After President Jimmy Carter lost his re-election bid to Ronald Reagan in 1980, we knew it was time to implement the legal game plan the three of us had agreed upon. We would begin the fight by suing Gov. Fob James, Troy State University, Auburn University, the Alabama Public School and College Authority, and the Alabama Commission for Higher Education in the first phase of the litigation.  We had to show state officials that we were dead serious about equitable funding for Alabama State and Alabama A&M.

John T. Gibson Played a Leading Role as an Original Plaintiff in the Knight Litigation, Watkins writes:

In 1981, we filed suit in Knight v. James, seeking a court order to merge Auburn University at Montgomery and Troy State at Montgomery into Alabama State under the name of "Alabama State University" and under the control of Alabama State's Board of Trustees. We knew this lawsuit would get everybody's attention at the State Capitol, and it did.
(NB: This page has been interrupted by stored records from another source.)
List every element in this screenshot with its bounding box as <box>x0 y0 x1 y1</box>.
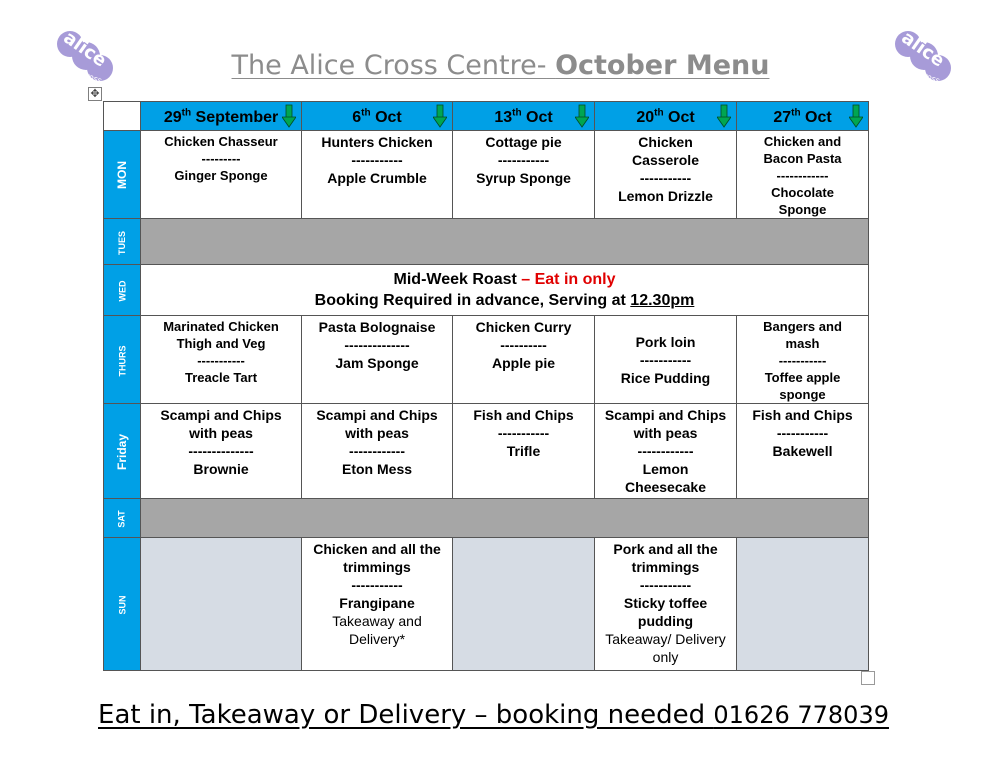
day-label-tues: TUES <box>104 219 141 265</box>
logo-text: alice <box>897 27 949 72</box>
menu-cell: Pork and all the trimmings ----------- Sticky toffee pudding Takeaway/ Delivery only <box>595 538 737 671</box>
day-label-sun: SUN <box>104 538 141 671</box>
menu-cell: Hunters Chicken ----------- Apple Crumble <box>302 131 453 219</box>
arrow-down-icon <box>433 104 447 128</box>
logo-text: alice <box>59 27 111 72</box>
logo-subtext: cross <box>918 69 942 86</box>
menu-cell: Scampi and Chips with peas -------------- Brownie <box>141 404 302 499</box>
midweek-roast-label: Mid-Week Roast <box>393 271 517 288</box>
day-label-mon: MON <box>104 131 141 219</box>
menu-table <box>103 101 869 671</box>
booking-note: Booking Required in advance, Serving at <box>314 292 631 309</box>
day-label-sat: SAT <box>104 499 141 538</box>
closed-row-tues <box>141 219 869 265</box>
menu-cell: Chicken Curry ---------- Apple pie <box>453 316 595 404</box>
eat-in-only-label: – Eat in only <box>516 271 616 288</box>
week-header: 20th Oct <box>595 102 737 131</box>
arrow-down-icon <box>282 104 296 128</box>
week-header: 6th Oct <box>302 102 453 131</box>
menu-cell: Fish and Chips ----------- Trifle <box>453 404 595 499</box>
week-header: 27th Oct <box>737 102 869 131</box>
arrow-down-icon <box>717 104 731 128</box>
day-label-thurs: THURS <box>104 316 141 404</box>
footer-text: Eat in, Takeaway or Delivery – booking needed <box>98 700 714 730</box>
menu-cell: Cottage pie ----------- Syrup Sponge <box>453 131 595 219</box>
menu-cell: Marinated Chicken Thigh and Veg ----------- Treacle Tart <box>141 316 302 404</box>
arrow-down-icon <box>575 104 589 128</box>
menu-cell: Chicken Casserole ----------- Lemon Drizzle <box>595 131 737 219</box>
table-move-handle-icon[interactable]: ✥ <box>88 87 102 101</box>
phone-number: 01626 778039 <box>713 701 889 729</box>
menu-cell: Fish and Chips ----------- Bakewell <box>737 404 869 499</box>
booking-footer <box>0 700 981 730</box>
logo-subtext: cross <box>80 69 104 86</box>
menu-cell: Pasta Bolognaise -------------- Jam Sponge <box>302 316 453 404</box>
table-resize-handle[interactable] <box>861 671 875 685</box>
page-title <box>0 50 981 81</box>
title-bold: October Menu <box>555 50 770 81</box>
arrow-down-icon <box>849 104 863 128</box>
week-header: 13th Oct <box>453 102 595 131</box>
menu-cell: Scampi and Chips with peas ------------ Lemon Cheesecake <box>595 404 737 499</box>
day-label-wed: WED <box>104 265 141 316</box>
table-corner <box>104 102 141 131</box>
empty-cell <box>453 538 595 671</box>
menu-cell: Chicken and Bacon Pasta ------------ Chocolate Sponge <box>737 131 869 219</box>
menu-cell: Bangers and mash ----------- Toffee apple sponge <box>737 316 869 404</box>
menu-cell: Chicken Chasseur --------- Ginger Sponge <box>141 131 302 219</box>
title-prefix: The Alice Cross Centre- <box>231 50 547 81</box>
menu-cell: Chicken and all the trimmings ----------- Frangipane Takeaway and Delivery* <box>302 538 453 671</box>
menu-cell: Pork loin ----------- Rice Pudding <box>595 316 737 404</box>
menu-cell: Scampi and Chips with peas ------------ Eton Mess <box>302 404 453 499</box>
serving-time: 12.30pm <box>630 292 695 309</box>
empty-cell <box>737 538 869 671</box>
closed-row-sat <box>141 499 869 538</box>
empty-cell <box>141 538 302 671</box>
week-header: 29th September <box>141 102 302 131</box>
day-label-friday: Friday <box>104 404 141 499</box>
midweek-roast-cell <box>141 265 869 316</box>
Over the next few years, the case grew in scope and size and eventually became known as Knight v. Alabama. This expanded litigation added legal claims for Alabama A&M and sought equitable funding and new academic program offerings for both of the state-sponsored flagship HBCUs.

A critical part of the litigation plan was the selection of plaintiffs who could withstand death threats and would not buckle under gubernatorial pressure. One of those original plaintiffs in the 1981 Knight v. James case was Dr. John Thomas Gibson, my high school classmate. John’s wife Voncile was also my high school classmate.

John T. Gibson has always been super-smart and was born with a backbone of steel. Voncile was a staunch supporter of John’s fight for equitable funding and program offerings when John worked as an administrator at Alabama State in the 1980s and early 1990s and when he served as Alabama A&M’s president from 1996 to 2005.

John’s demonstrated courage as an original plaintiff in Knight v. James and later in the expanded Knight v. Alabama litigation is one of the primary reasons why Alabama A&M reaped massive court-ordered benefits from this 25-year court fight. 

Our adversaries in the Knight litigation tested John’s courage on many occasions, but they could never break him. They never took John's manhood from him. This is particularly true after John became president of Alabama A&M. 

John literally made the forces in Alabama that opposed Alabama A&M’s growth respect his university by actively working and developing the Knight case with the plaintiffs' attorneys. John demanded that all state officials respect Alabama A&M, and he would settle for nothing less from them.

Having seen Richard Morrison and John T. Gibson fight for Alabama A&M, Watkins cannot help but think of the university's sad plight today under Daniel K. Wims:

When I watch a compromised chameleon like Dr. Daniel K. Wims masquerading as an Alabama A&M University president today, I sense his betrayal of the courage, sacrifices, strength, and love for Alabama A&M that Presidents Richard Morrison and John T. Gibson showed the world from 1962 to 2005.

Today, President Wims will not go to the State Capitol and collect the $527,280,064 debt that the U.S. Departments of Education and Agriculture declared on September 18, 2023, is owed to Alabama A&M by the state of Alabama. Wims fears upsetting Gov. Kay Ivey and does not want to risk losing his job by asking for the university’s money. This is a level of cowardice and betrayal I cannot understand or condone.

In my view, Dr. Daniel K. Wims is a weak-kneed president (in name only) who will never fight for what rightfully belongs to Alabama A&M University. Sadly, Wims is Alabama A&M's nightmare version of Clarence Thomas.